Sentenced to a total of 150 years in 1975 in Minnesota, a state in which no criminal can serve more than 40 years no longer how long he is sentenced, he has another 8 years to go before he can give your daughter a ride...
For a short but interesting on-line interview of the man, go here.

"True" Sleaze: Some Like It Dark

(By Kipp Washington as told to Leo Guild, Holloway House, 1977)
The cover presented here is that of the currently available edition. It is, regrettably, far less attractive than the cover to the 1977 edition, but seeing that the book has a 1966 copyright date, there might actually be even older versions of the book floating around out there.
The 1977 edition cover is splashed with the less-than-true blurb that “Kipp Washington’s memoirs are the most erotic since The Happy Hooker,” an obvious attempt on the part of Holloway House to cash in on the popularity of other (similar but white) “true” hooker story popular at that time. Actually, the story is not very erotic at all, and almost lends itself to being believable simply due to the amount of tragic — or at least less than pleasant — events that happen to “Kipp Washington.” But if the story were true, it seems that she wouldn’t have had anything to lose by naming real names, instead of relying on pseudonyms. Without any concrete details, the men she mentions could be any of a thousand.
Somewhere in the book she briefly talks to some shrink (of one of her johns) who briefly asks her “why?”, and that is a question one keeps returning to again and again when reading her “bio.” She comes across as too intelligent to let herself be trapped in a career that she herself sees as futureless. That she is black and thus disadvantaged may be true, especially considering the time that the book takes place in. But she herself seems to make many a mistake on purpose, destroying paths that might have taken her somewhere better, cutting off chances that could offer a better future. If she is still alive today, one has a hard time imagining that she is living comfortably — especially if she never learned to make better decisions.
Her distaste for men of her own color seems odd, and comes across almost as an indirect way of expressing her own self-hate and dislike of her own race, an attitude totally contrary to her constant statements of being proud to be black. There is a lot of sex in this book, but hardly titillating. In fact, the sex described, even when said to be “good,” is less than prick hardening, often moving more in the direction of depressing. Want porno? Look somewhere else. Want a story that goes nowhere? Look here.
For all her bragging about what prices she gets, she often sounds like those strung-out hustlers one occasionally reads about that claim they earn $400 a day but still eat out of trash cans and sleep on the street. Okay, she’s not on drugs and has definitely situated herself better and lives a relatively comfortable life, but somehow it all rings hollow, more ego-boosting than real, even id she probably is far from the street.
The “autobiography of a black call girl” the book might be, but the story, despite the depressing parts, seems only half told.
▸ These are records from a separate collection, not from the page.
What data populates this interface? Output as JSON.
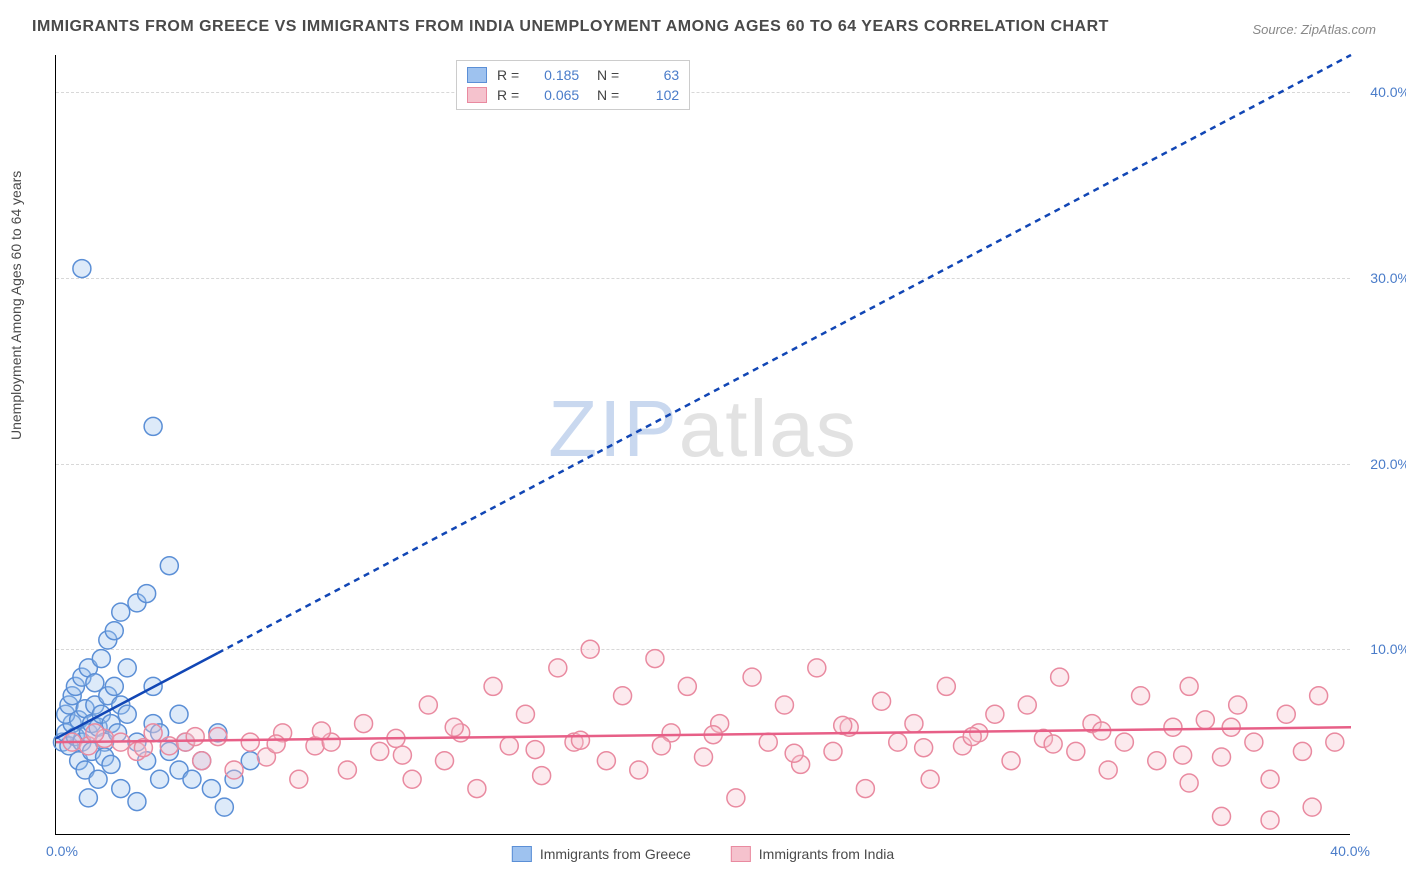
{
  "title": "IMMIGRANTS FROM GREECE VS IMMIGRANTS FROM INDIA UNEMPLOYMENT AMONG AGES 60 TO 64 YEARS CORRELATION CHART",
  "source": "Source: ZipAtlas.com",
  "ylabel": "Unemployment Among Ages 60 to 64 years",
  "watermark": {
    "prefix": "ZIP",
    "suffix": "atlas"
  },
  "chart": {
    "type": "scatter",
    "xlim": [
      0,
      40
    ],
    "ylim": [
      0,
      42
    ],
    "xticks": [
      {
        "v": 0,
        "l": "0.0%"
      },
      {
        "v": 40,
        "l": "40.0%"
      }
    ],
    "yticks": [
      {
        "v": 10,
        "l": "10.0%"
      },
      {
        "v": 20,
        "l": "20.0%"
      },
      {
        "v": 30,
        "l": "30.0%"
      },
      {
        "v": 40,
        "l": "40.0%"
      }
    ],
    "grid_color": "#d8d8d8",
    "background_color": "#ffffff",
    "axis_color": "#000000",
    "tick_font_color": "#4a7cc9",
    "marker_radius": 9,
    "series": [
      {
        "name": "Immigrants from Greece",
        "color_fill": "#9ec2ef",
        "color_stroke": "#5b8fd6",
        "r": 0.185,
        "n": 63,
        "trend": {
          "x1": 0,
          "y1": 5.2,
          "x2": 40,
          "y2": 42,
          "solid_until_x": 5.0,
          "color": "#1146b5",
          "width": 2.5,
          "dash": "6,5"
        },
        "points": [
          [
            0.2,
            5.0
          ],
          [
            0.3,
            5.5
          ],
          [
            0.4,
            4.8
          ],
          [
            0.5,
            6.0
          ],
          [
            0.3,
            6.5
          ],
          [
            0.6,
            5.3
          ],
          [
            0.4,
            7.0
          ],
          [
            0.7,
            6.2
          ],
          [
            0.5,
            7.5
          ],
          [
            0.8,
            5.0
          ],
          [
            0.6,
            8.0
          ],
          [
            0.9,
            6.8
          ],
          [
            0.7,
            4.0
          ],
          [
            1.0,
            5.5
          ],
          [
            0.8,
            8.5
          ],
          [
            1.1,
            6.0
          ],
          [
            0.9,
            3.5
          ],
          [
            1.2,
            7.0
          ],
          [
            1.0,
            9.0
          ],
          [
            1.3,
            5.8
          ],
          [
            1.1,
            4.5
          ],
          [
            1.4,
            6.5
          ],
          [
            1.2,
            8.2
          ],
          [
            1.5,
            5.0
          ],
          [
            1.3,
            3.0
          ],
          [
            1.6,
            7.5
          ],
          [
            1.4,
            9.5
          ],
          [
            1.7,
            6.0
          ],
          [
            1.5,
            4.2
          ],
          [
            1.8,
            8.0
          ],
          [
            1.6,
            10.5
          ],
          [
            1.9,
            5.5
          ],
          [
            1.7,
            3.8
          ],
          [
            2.0,
            7.0
          ],
          [
            1.8,
            11.0
          ],
          [
            2.2,
            6.5
          ],
          [
            2.0,
            12.0
          ],
          [
            2.5,
            5.0
          ],
          [
            2.2,
            9.0
          ],
          [
            2.8,
            4.0
          ],
          [
            2.5,
            12.5
          ],
          [
            3.0,
            6.0
          ],
          [
            2.8,
            13.0
          ],
          [
            3.2,
            5.5
          ],
          [
            3.0,
            8.0
          ],
          [
            3.5,
            4.5
          ],
          [
            3.2,
            3.0
          ],
          [
            3.8,
            6.5
          ],
          [
            3.5,
            14.5
          ],
          [
            4.0,
            5.0
          ],
          [
            3.8,
            3.5
          ],
          [
            4.5,
            4.0
          ],
          [
            4.2,
            3.0
          ],
          [
            5.0,
            5.5
          ],
          [
            4.8,
            2.5
          ],
          [
            5.5,
            3.0
          ],
          [
            5.2,
            1.5
          ],
          [
            6.0,
            4.0
          ],
          [
            1.0,
            2.0
          ],
          [
            2.0,
            2.5
          ],
          [
            0.8,
            30.5
          ],
          [
            3.0,
            22.0
          ],
          [
            2.5,
            1.8
          ]
        ]
      },
      {
        "name": "Immigrants from India",
        "color_fill": "#f5c2cd",
        "color_stroke": "#e98aa0",
        "r": 0.065,
        "n": 102,
        "trend": {
          "x1": 0,
          "y1": 5.0,
          "x2": 40,
          "y2": 5.8,
          "solid_until_x": 40,
          "color": "#e75f87",
          "width": 2.5,
          "dash": ""
        },
        "points": [
          [
            0.5,
            5.0
          ],
          [
            1.0,
            4.8
          ],
          [
            1.5,
            5.2
          ],
          [
            2.0,
            5.0
          ],
          [
            2.5,
            4.5
          ],
          [
            3.0,
            5.5
          ],
          [
            3.5,
            4.8
          ],
          [
            4.0,
            5.0
          ],
          [
            4.5,
            4.0
          ],
          [
            5.0,
            5.3
          ],
          [
            5.5,
            3.5
          ],
          [
            6.0,
            5.0
          ],
          [
            6.5,
            4.2
          ],
          [
            7.0,
            5.5
          ],
          [
            7.5,
            3.0
          ],
          [
            8.0,
            4.8
          ],
          [
            8.5,
            5.0
          ],
          [
            9.0,
            3.5
          ],
          [
            9.5,
            6.0
          ],
          [
            10.0,
            4.5
          ],
          [
            10.5,
            5.2
          ],
          [
            11.0,
            3.0
          ],
          [
            11.5,
            7.0
          ],
          [
            12.0,
            4.0
          ],
          [
            12.5,
            5.5
          ],
          [
            13.0,
            2.5
          ],
          [
            13.5,
            8.0
          ],
          [
            14.0,
            4.8
          ],
          [
            14.5,
            6.5
          ],
          [
            15.0,
            3.2
          ],
          [
            15.5,
            9.0
          ],
          [
            16.0,
            5.0
          ],
          [
            16.5,
            10.0
          ],
          [
            17.0,
            4.0
          ],
          [
            17.5,
            7.5
          ],
          [
            18.0,
            3.5
          ],
          [
            18.5,
            9.5
          ],
          [
            19.0,
            5.5
          ],
          [
            19.5,
            8.0
          ],
          [
            20.0,
            4.2
          ],
          [
            20.5,
            6.0
          ],
          [
            21.0,
            2.0
          ],
          [
            21.5,
            8.5
          ],
          [
            22.0,
            5.0
          ],
          [
            22.5,
            7.0
          ],
          [
            23.0,
            3.8
          ],
          [
            23.5,
            9.0
          ],
          [
            24.0,
            4.5
          ],
          [
            24.5,
            5.8
          ],
          [
            25.0,
            2.5
          ],
          [
            25.5,
            7.2
          ],
          [
            26.0,
            5.0
          ],
          [
            26.5,
            6.0
          ],
          [
            27.0,
            3.0
          ],
          [
            27.5,
            8.0
          ],
          [
            28.0,
            4.8
          ],
          [
            28.5,
            5.5
          ],
          [
            29.0,
            6.5
          ],
          [
            29.5,
            4.0
          ],
          [
            30.0,
            7.0
          ],
          [
            30.5,
            5.2
          ],
          [
            31.0,
            8.5
          ],
          [
            31.5,
            4.5
          ],
          [
            32.0,
            6.0
          ],
          [
            32.5,
            3.5
          ],
          [
            33.0,
            5.0
          ],
          [
            33.5,
            7.5
          ],
          [
            34.0,
            4.0
          ],
          [
            34.5,
            5.8
          ],
          [
            35.0,
            2.8
          ],
          [
            35.5,
            6.2
          ],
          [
            36.0,
            4.2
          ],
          [
            36.5,
            7.0
          ],
          [
            37.0,
            5.0
          ],
          [
            37.5,
            3.0
          ],
          [
            38.0,
            6.5
          ],
          [
            38.5,
            4.5
          ],
          [
            39.0,
            7.5
          ],
          [
            39.5,
            5.0
          ],
          [
            1.2,
            5.5
          ],
          [
            2.7,
            4.7
          ],
          [
            4.3,
            5.3
          ],
          [
            6.8,
            4.9
          ],
          [
            8.2,
            5.6
          ],
          [
            10.7,
            4.3
          ],
          [
            12.3,
            5.8
          ],
          [
            14.8,
            4.6
          ],
          [
            16.2,
            5.1
          ],
          [
            18.7,
            4.8
          ],
          [
            20.3,
            5.4
          ],
          [
            22.8,
            4.4
          ],
          [
            24.3,
            5.9
          ],
          [
            26.8,
            4.7
          ],
          [
            28.3,
            5.3
          ],
          [
            30.8,
            4.9
          ],
          [
            32.3,
            5.6
          ],
          [
            34.8,
            4.3
          ],
          [
            36.3,
            5.8
          ],
          [
            38.8,
            1.5
          ],
          [
            36.0,
            1.0
          ],
          [
            37.5,
            0.8
          ],
          [
            35.0,
            8.0
          ]
        ]
      }
    ],
    "legend_bottom": [
      {
        "label": "Immigrants from Greece",
        "fill": "#9ec2ef",
        "stroke": "#5b8fd6"
      },
      {
        "label": "Immigrants from India",
        "fill": "#f5c2cd",
        "stroke": "#e98aa0"
      }
    ]
  }
}
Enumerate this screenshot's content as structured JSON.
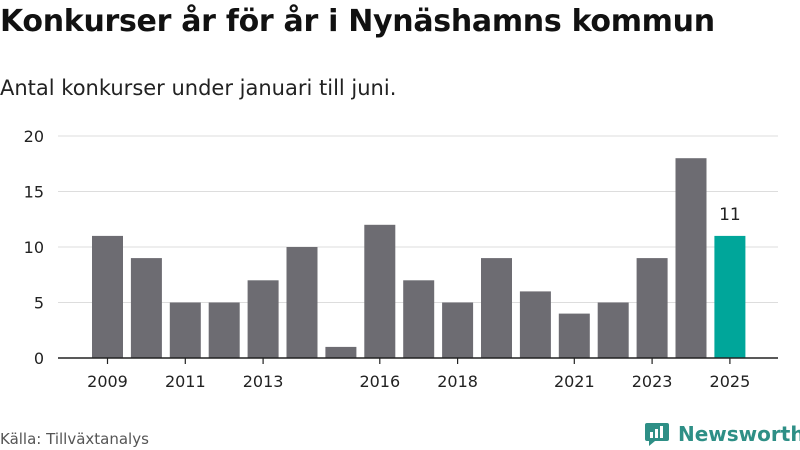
{
  "header": {
    "title": "Konkurser år för år i Nynäshamns kommun",
    "subtitle": "Antal konkurser under januari till juni."
  },
  "footer": {
    "source": "Källa: Tillväxtanalys",
    "brand": "Newsworthy"
  },
  "colors": {
    "bar": "#6d6c72",
    "highlight": "#00a69a",
    "grid": "#dddddd",
    "axis": "#222222",
    "brand": "#2e8f86"
  },
  "chart_data": {
    "type": "bar",
    "categories": [
      "2009",
      "2010",
      "2011",
      "2012",
      "2013",
      "2014",
      "2015",
      "2016",
      "2017",
      "2018",
      "2019",
      "2020",
      "2021",
      "2022",
      "2023",
      "2024",
      "2025"
    ],
    "values": [
      11,
      9,
      5,
      5,
      7,
      10,
      1,
      12,
      7,
      5,
      9,
      6,
      4,
      5,
      9,
      18,
      11
    ],
    "tick_labels": [
      "2009",
      "2011",
      "2013",
      "2016",
      "2018",
      "2021",
      "2023",
      "2025"
    ],
    "ylim": [
      0,
      20
    ],
    "yticks": [
      0,
      5,
      10,
      15,
      20
    ],
    "grid": true,
    "highlight_category": "2025",
    "data_labels": [
      {
        "category": "2025",
        "text": "11"
      }
    ]
  }
}
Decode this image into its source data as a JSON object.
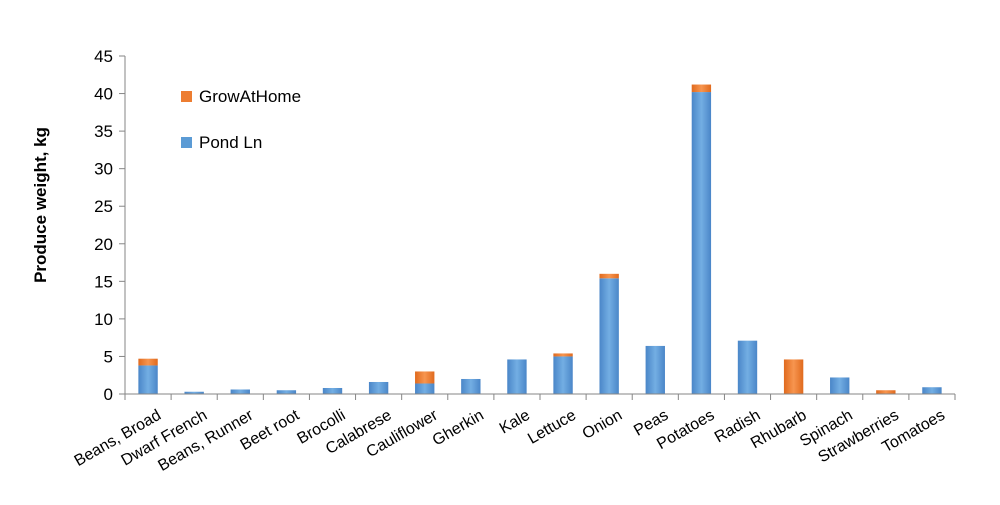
{
  "chart_data": {
    "type": "bar",
    "stacked": true,
    "categories": [
      "Beans, Broad",
      "Dwarf French",
      "Beans, Runner",
      "Beet root",
      "Brocolli",
      "Calabrese",
      "Cauliflower",
      "Gherkin",
      "Kale",
      "Lettuce",
      "Onion",
      "Peas",
      "Potatoes",
      "Radish",
      "Rhubarb",
      "Spinach",
      "Strawberries",
      "Tomatoes"
    ],
    "series": [
      {
        "name": "Pond Ln",
        "color": "#5b9bd5",
        "values": [
          3.8,
          0.3,
          0.6,
          0.5,
          0.8,
          1.6,
          1.4,
          2.0,
          4.6,
          5.0,
          15.4,
          6.4,
          40.2,
          7.1,
          0.0,
          2.2,
          0.0,
          0.9
        ]
      },
      {
        "name": "GrowAtHome",
        "color": "#ed7d31",
        "values": [
          0.9,
          0.0,
          0.0,
          0.0,
          0.0,
          0.0,
          1.6,
          0.0,
          0.0,
          0.4,
          0.6,
          0.0,
          1.0,
          0.0,
          4.6,
          0.0,
          0.5,
          0.0
        ]
      }
    ],
    "legend_order": [
      "GrowAtHome",
      "Pond Ln"
    ],
    "legend_position": "top-left",
    "ylabel": "Produce weight, kg",
    "xlabel": "",
    "ylim": [
      0,
      45
    ],
    "yticks": [
      0,
      5,
      10,
      15,
      20,
      25,
      30,
      35,
      40,
      45
    ],
    "grid": false
  }
}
No photos, regrettably, the good looking babe on the cover (of the 1977 edition) being “posed by professional model.” Unlike Miss Hollander, Kipp obviously really did hope for middle-class normality one day — and, if she was real, maybe even has finally gotten it. Considering the number of other semi-sleazy “true” life stories told to Leo Guild, including The Senator’s Whore, The Black Shrink, Black Bait and The Loves of Liberace, it is easy to think that this book is actually just fiction.